Lors d’une vente ou d’une mise en location, les diagnostics immobiliers sont souvent traités comme une simple formalité administrative. Pourtant, leur durée de validité peut avoir des conséquences très concrètes : signature retardée, nouveau rendez-vous avec le diagnostiqueur, information incomplète de l’acquéreur ou du locataire, voire risque de contestation.
Dans une copropriété, le sujet est encore plus sensible. Certains diagnostics concernent le logement lui-même, d’autres les parties communes ou l’immeuble dans son ensemble. Le copropriétaire vendeur doit donc savoir quels documents sont à jour, tandis que le conseil syndical doit rester attentif aux diagnostics collectifs réalisés à l’échelle de la résidence.
Alors, combien de temps sont valables les diagnostics immobiliers ? La réponse dépend du diagnostic concerné, de la nature du projet et parfois de la date à laquelle il a été réalisé.

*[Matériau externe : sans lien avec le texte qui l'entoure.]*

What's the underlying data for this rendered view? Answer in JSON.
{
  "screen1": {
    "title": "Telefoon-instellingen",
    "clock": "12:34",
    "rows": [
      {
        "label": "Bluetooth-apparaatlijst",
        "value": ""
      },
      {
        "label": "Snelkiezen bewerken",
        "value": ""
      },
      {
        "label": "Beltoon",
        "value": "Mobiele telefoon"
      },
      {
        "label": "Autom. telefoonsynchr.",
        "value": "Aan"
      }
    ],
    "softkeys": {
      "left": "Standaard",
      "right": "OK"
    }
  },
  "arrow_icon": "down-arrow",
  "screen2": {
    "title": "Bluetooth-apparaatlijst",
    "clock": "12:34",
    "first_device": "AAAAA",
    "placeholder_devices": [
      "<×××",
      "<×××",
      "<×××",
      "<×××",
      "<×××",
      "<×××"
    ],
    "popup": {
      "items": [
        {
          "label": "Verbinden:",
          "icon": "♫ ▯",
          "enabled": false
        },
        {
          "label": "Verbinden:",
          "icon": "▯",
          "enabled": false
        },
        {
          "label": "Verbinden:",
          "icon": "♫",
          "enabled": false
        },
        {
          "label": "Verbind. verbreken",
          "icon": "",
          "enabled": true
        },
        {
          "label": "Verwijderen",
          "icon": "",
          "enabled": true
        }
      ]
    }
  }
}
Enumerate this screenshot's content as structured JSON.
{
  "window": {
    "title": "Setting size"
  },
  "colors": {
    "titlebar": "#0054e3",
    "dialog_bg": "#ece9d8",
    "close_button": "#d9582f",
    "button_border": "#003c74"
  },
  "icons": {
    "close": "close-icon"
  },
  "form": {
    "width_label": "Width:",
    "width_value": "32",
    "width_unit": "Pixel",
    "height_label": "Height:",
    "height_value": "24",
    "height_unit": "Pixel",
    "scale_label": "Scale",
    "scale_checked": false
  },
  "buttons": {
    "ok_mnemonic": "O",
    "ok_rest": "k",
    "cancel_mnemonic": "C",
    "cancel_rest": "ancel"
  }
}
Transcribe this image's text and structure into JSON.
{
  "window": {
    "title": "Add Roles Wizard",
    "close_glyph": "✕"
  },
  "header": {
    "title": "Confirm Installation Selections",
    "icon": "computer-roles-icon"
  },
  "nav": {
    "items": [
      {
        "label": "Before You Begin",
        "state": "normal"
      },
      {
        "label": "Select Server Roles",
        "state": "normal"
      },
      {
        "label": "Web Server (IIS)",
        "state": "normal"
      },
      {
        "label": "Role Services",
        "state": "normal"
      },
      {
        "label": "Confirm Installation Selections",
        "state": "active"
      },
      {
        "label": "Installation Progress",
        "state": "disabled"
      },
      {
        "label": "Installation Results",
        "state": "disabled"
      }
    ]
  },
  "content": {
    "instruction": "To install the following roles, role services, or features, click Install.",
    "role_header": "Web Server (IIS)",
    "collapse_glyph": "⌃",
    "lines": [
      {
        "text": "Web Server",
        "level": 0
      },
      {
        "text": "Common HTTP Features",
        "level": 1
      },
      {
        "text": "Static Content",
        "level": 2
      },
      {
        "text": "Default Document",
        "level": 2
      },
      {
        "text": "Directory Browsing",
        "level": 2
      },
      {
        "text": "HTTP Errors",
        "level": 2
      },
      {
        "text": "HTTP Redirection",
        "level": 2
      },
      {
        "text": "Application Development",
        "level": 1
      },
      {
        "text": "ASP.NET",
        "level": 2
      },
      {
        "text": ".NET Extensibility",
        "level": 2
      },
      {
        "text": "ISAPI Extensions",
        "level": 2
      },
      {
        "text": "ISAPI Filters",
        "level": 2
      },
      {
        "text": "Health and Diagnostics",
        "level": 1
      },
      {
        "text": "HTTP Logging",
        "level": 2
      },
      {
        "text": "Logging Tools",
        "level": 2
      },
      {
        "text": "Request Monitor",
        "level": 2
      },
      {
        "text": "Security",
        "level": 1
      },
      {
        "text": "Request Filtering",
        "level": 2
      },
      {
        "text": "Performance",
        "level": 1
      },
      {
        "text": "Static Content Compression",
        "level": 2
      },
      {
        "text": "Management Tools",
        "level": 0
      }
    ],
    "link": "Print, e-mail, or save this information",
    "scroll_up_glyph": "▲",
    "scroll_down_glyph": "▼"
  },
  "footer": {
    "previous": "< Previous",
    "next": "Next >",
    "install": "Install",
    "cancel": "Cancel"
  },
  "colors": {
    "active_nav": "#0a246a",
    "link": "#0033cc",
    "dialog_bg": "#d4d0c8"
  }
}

Pourquoi la durée de validité doit être vérifiée
Le dossier de diagnostic technique, souvent appelé DDT, doit être remis à l’acquéreur lors d’une vente ou annexé au bail dans le cadre d’une location. Il peut regrouper plusieurs documents :
- le diagnostic de performance énergétique, ou DPE ;
- le constat de risque d’exposition au plomb ;
- les diagnostics amiante, gaz et électricité ;
- l’état relatif à la présence de termites ;
- l’état des risques ;
- le diagnostic de surface privative loi Carrez ;
- le diagnostic assainissement, lorsque celui-ci est applicable ;
- l’état des nuisances sonores aériennes, dans les zones concernées.
Ces documents n’ont pas tous la même durée de validité. Certains restent valables sans limite de temps, sous réserve que le logement n’ait pas été modifié. D’autres doivent être renouvelés tous les six mois, tous les trois ans ou tous les dix ans.
Un point est essentiel : la validité doit être appréciée à la date de la signature de l’acte de vente ou du bail. Un diagnostic encore valable lors de la mise en vente peut donc devenir obsolète quelques semaines plus tard.
Le DPE : une validité de dix ans, avec des exceptions
Le diagnostic de performance énergétique est obligatoire avant la vente ou la location d’un logement. Il indique notamment la consommation d’énergie et les émissions de gaz à effet de serre. Depuis la réforme de 2021, le DPE est opposable : il ne s’agit plus seulement d’un document informatif.
En principe, un DPE est valable dix ans. Toutefois, cette règle comporte une période transitoire liée à la réforme du calcul :
- les DPE réalisés entre le 1er janvier 2013 et le 31 décembre 2017 ne sont plus valables depuis le 31 décembre 2022 ;
- les DPE réalisés entre le 1er janvier 2018 et le 30 juin 2021 étaient valables jusqu’au 31 décembre 2024 ;
- les DPE établis depuis le 1er juillet 2021 sont valables dix ans, sauf travaux modifiant les caractéristiques énergétiques du logement.
Un copropriétaire qui souhaite vendre en 2025 ne peut donc pas se contenter d’un ancien DPE réalisé en 2019. Même si le document indique une durée théorique de dix ans, les règles transitoires ont mis fin à sa validité.
Le DPE peut également devenir nécessaire pour certaines locations en fonction de la classe énergétique du logement. Les logements les plus énergivores sont progressivement concernés par des restrictions de mise en location. Le conseil syndical a donc intérêt à suivre les sujets liés à l’isolation, au chauffage collectif et aux travaux de rénovation énergétique.
Le diagnostic gaz : trois ans pour une vente, six ans pour une location
Le diagnostic gaz concerne les installations intérieures de gaz âgées de plus de quinze ans. Il vise notamment les canalisations, les appareils fixes de chauffage ou de production d’eau chaude, ainsi que les systèmes de ventilation.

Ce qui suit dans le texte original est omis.